Marner will be signed, which leaves little or no money to re-sign plugging types such as Kasperi Kapanen and Andreas Johnsson. Along with a couple of others, that means Marner has to do everything. Given the way the finances are trending, he may have to throw in a couple of shifts every night playing on defence.
Marner’s a special talent, and good on him for getting every nickel he can. But it’s hard not to look over at a postseason wrecking ball such as Brad Marchand and think, “How come he only makes $6-million?”
Right, because Marchand doesn’t score goals in November.
Who would you rather have right now? Exactly.

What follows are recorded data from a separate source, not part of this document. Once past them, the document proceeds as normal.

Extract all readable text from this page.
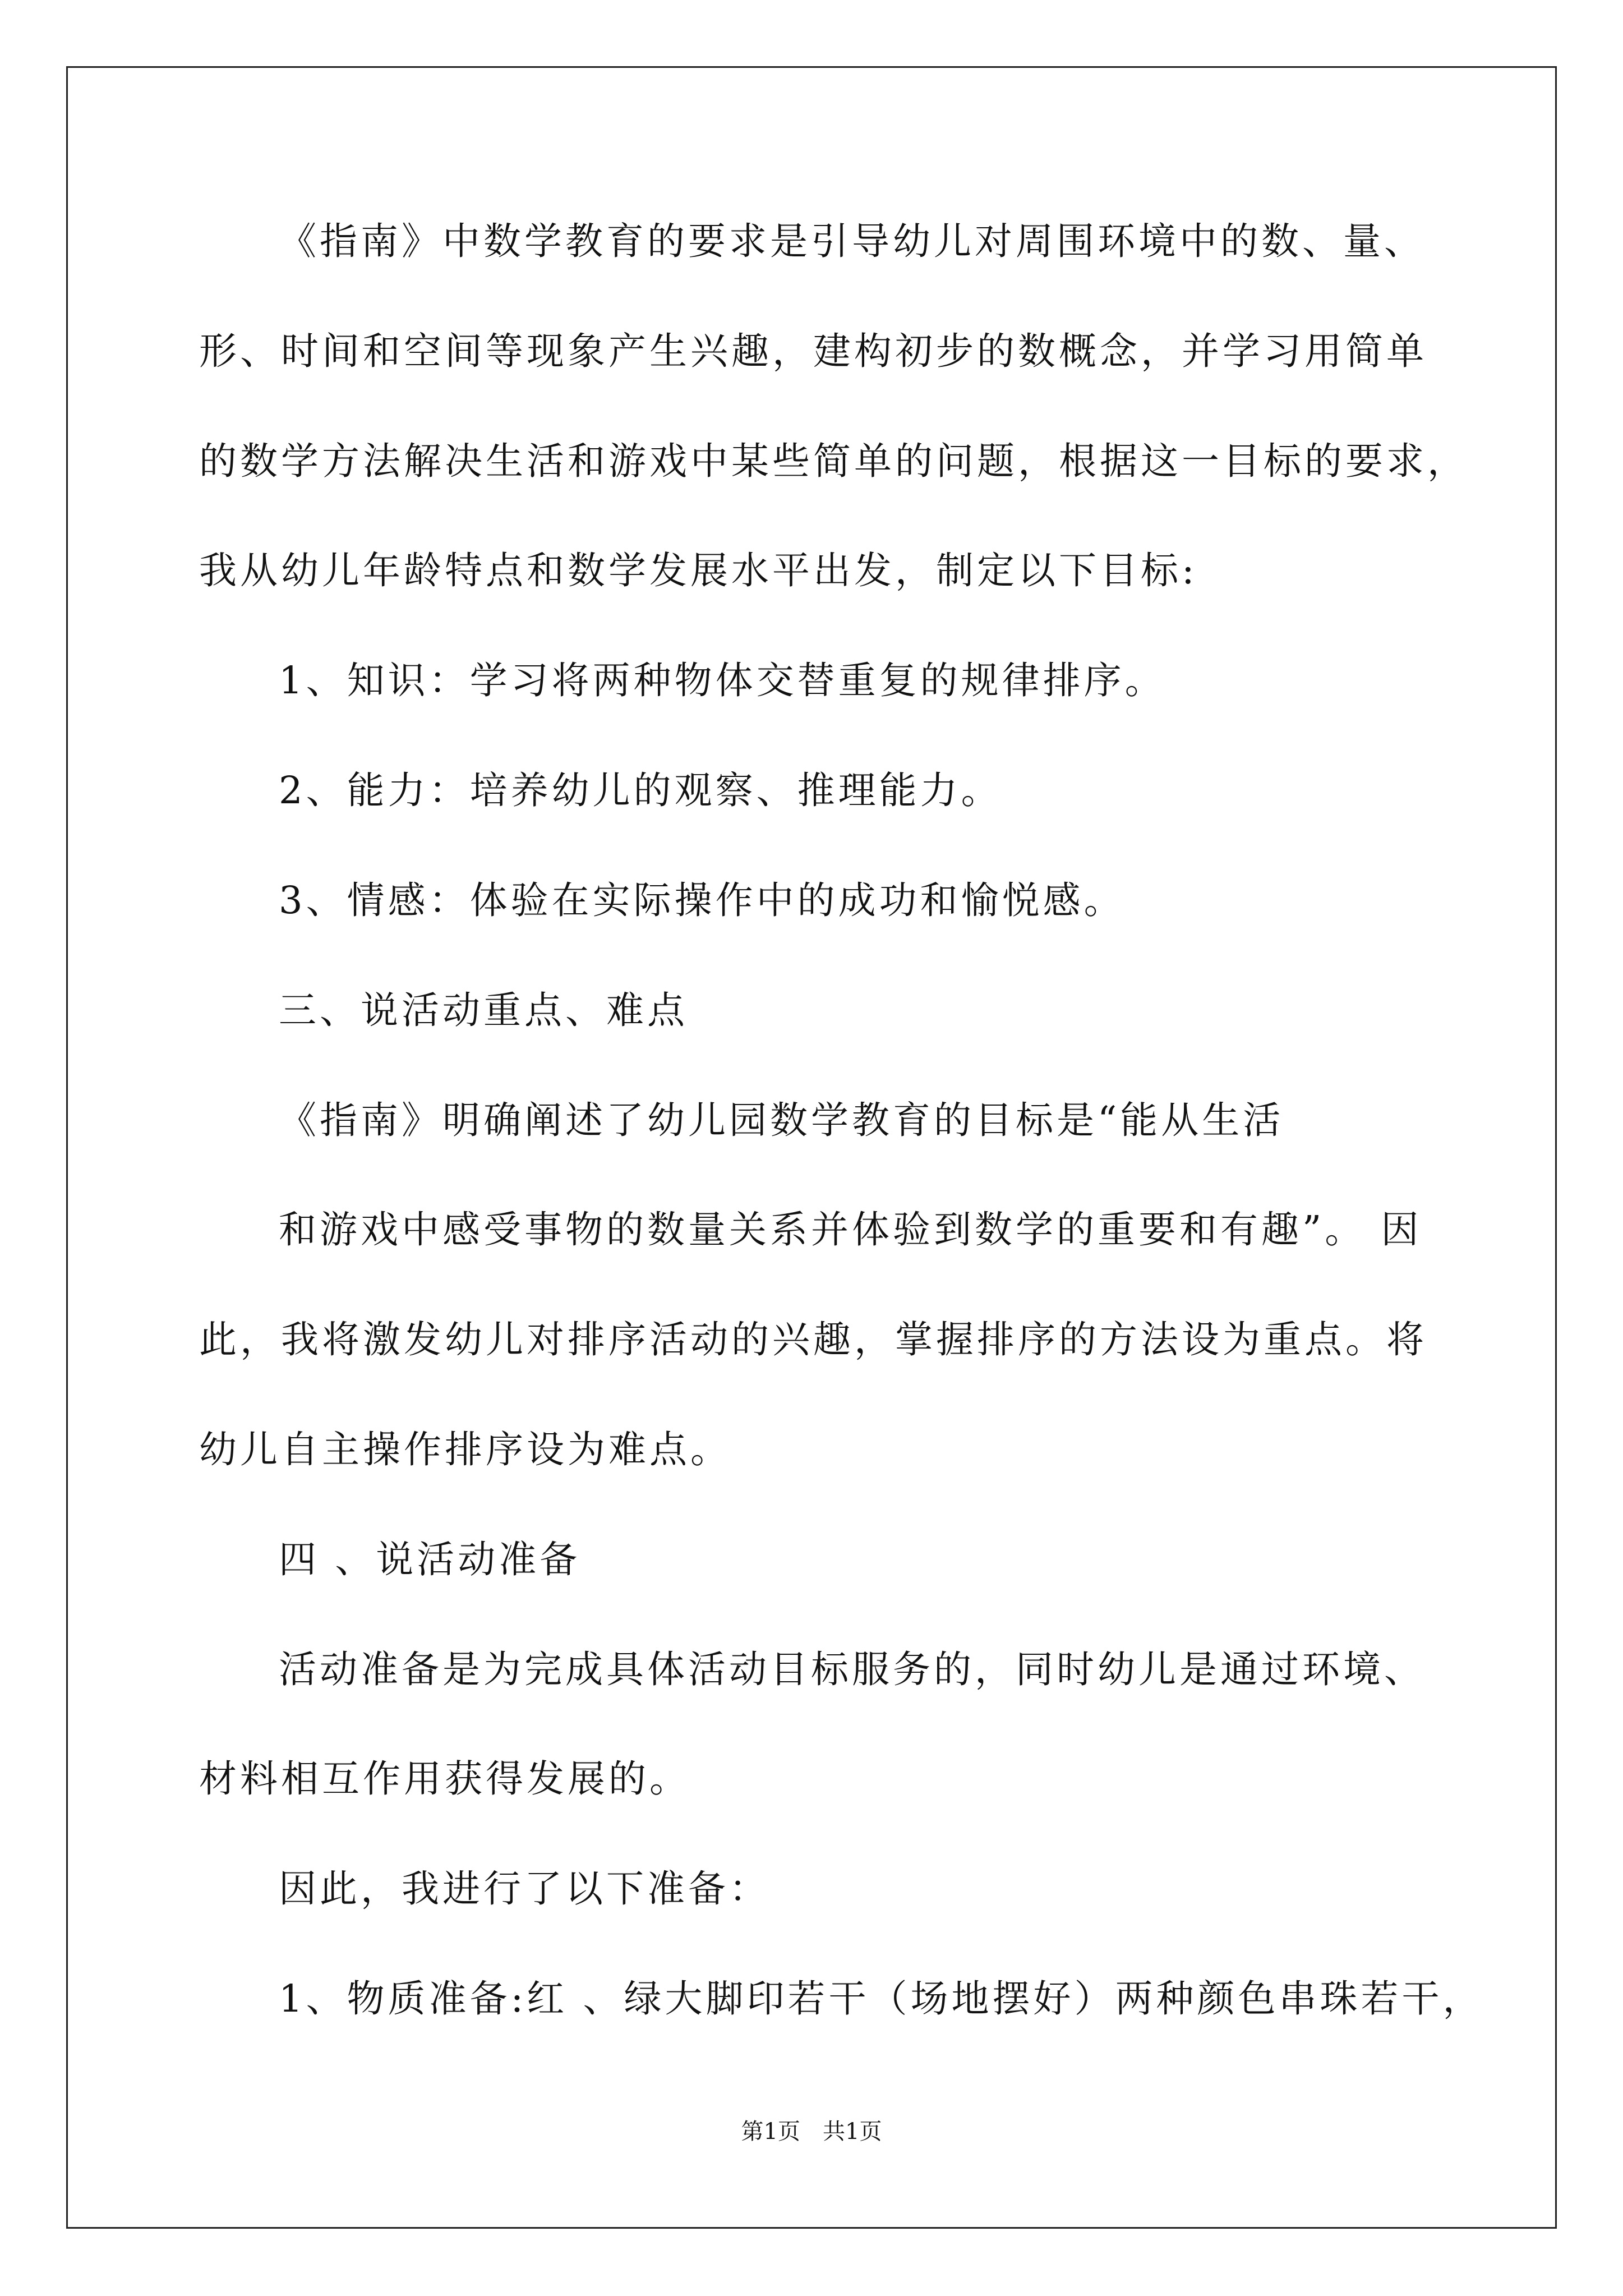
《指南》中数学教育的要求是引导幼儿对周围环境中的数、量、
形、时间和空间等现象产生兴趣，建构初步的数概念，并学习用简单
的数学方法解决生活和游戏中某些简单的问题，根据这一目标的要求，
我从幼儿年龄特点和数学发展水平出发，制定以下目标:
1、知识：学习将两种物体交替重复的规律排序。
2、能力：培养幼儿的观察、推理能力。
3、情感：体验在实际操作中的成功和愉悦感。
三、说活动重点、难点
《指南》明确阐述了幼儿园数学教育的目标是“能从生活
和游戏中感受事物的数量关系并体验到数学的重要和有趣”。 因
此，我将激发幼儿对排序活动的兴趣，掌握排序的方法设为重点。将
幼儿自主操作排序设为难点。
四 、说活动准备
活动准备是为完成具体活动目标服务的，同时幼儿是通过环境、
材料相互作用获得发展的。
因此，我进行了以下准备：
1、物质准备:红 、绿大脚印若干（场地摆好）两种颜色串珠若干，
第1页　共1页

Maybe this is simply a matter of tactics and motivation. If you can find the right combination of the two, your stars can be so effectively deployed they will swamp whole armies of plugging opponents with their brilliance.
Or, maybe all the clever boots who’ve grafted the NBA’s franchise-building calculus – two or three elite players plus a bunch of low-cost schlubs equals a winner – onto the far-more chaotic environs of the NHL have outsmarted themselves.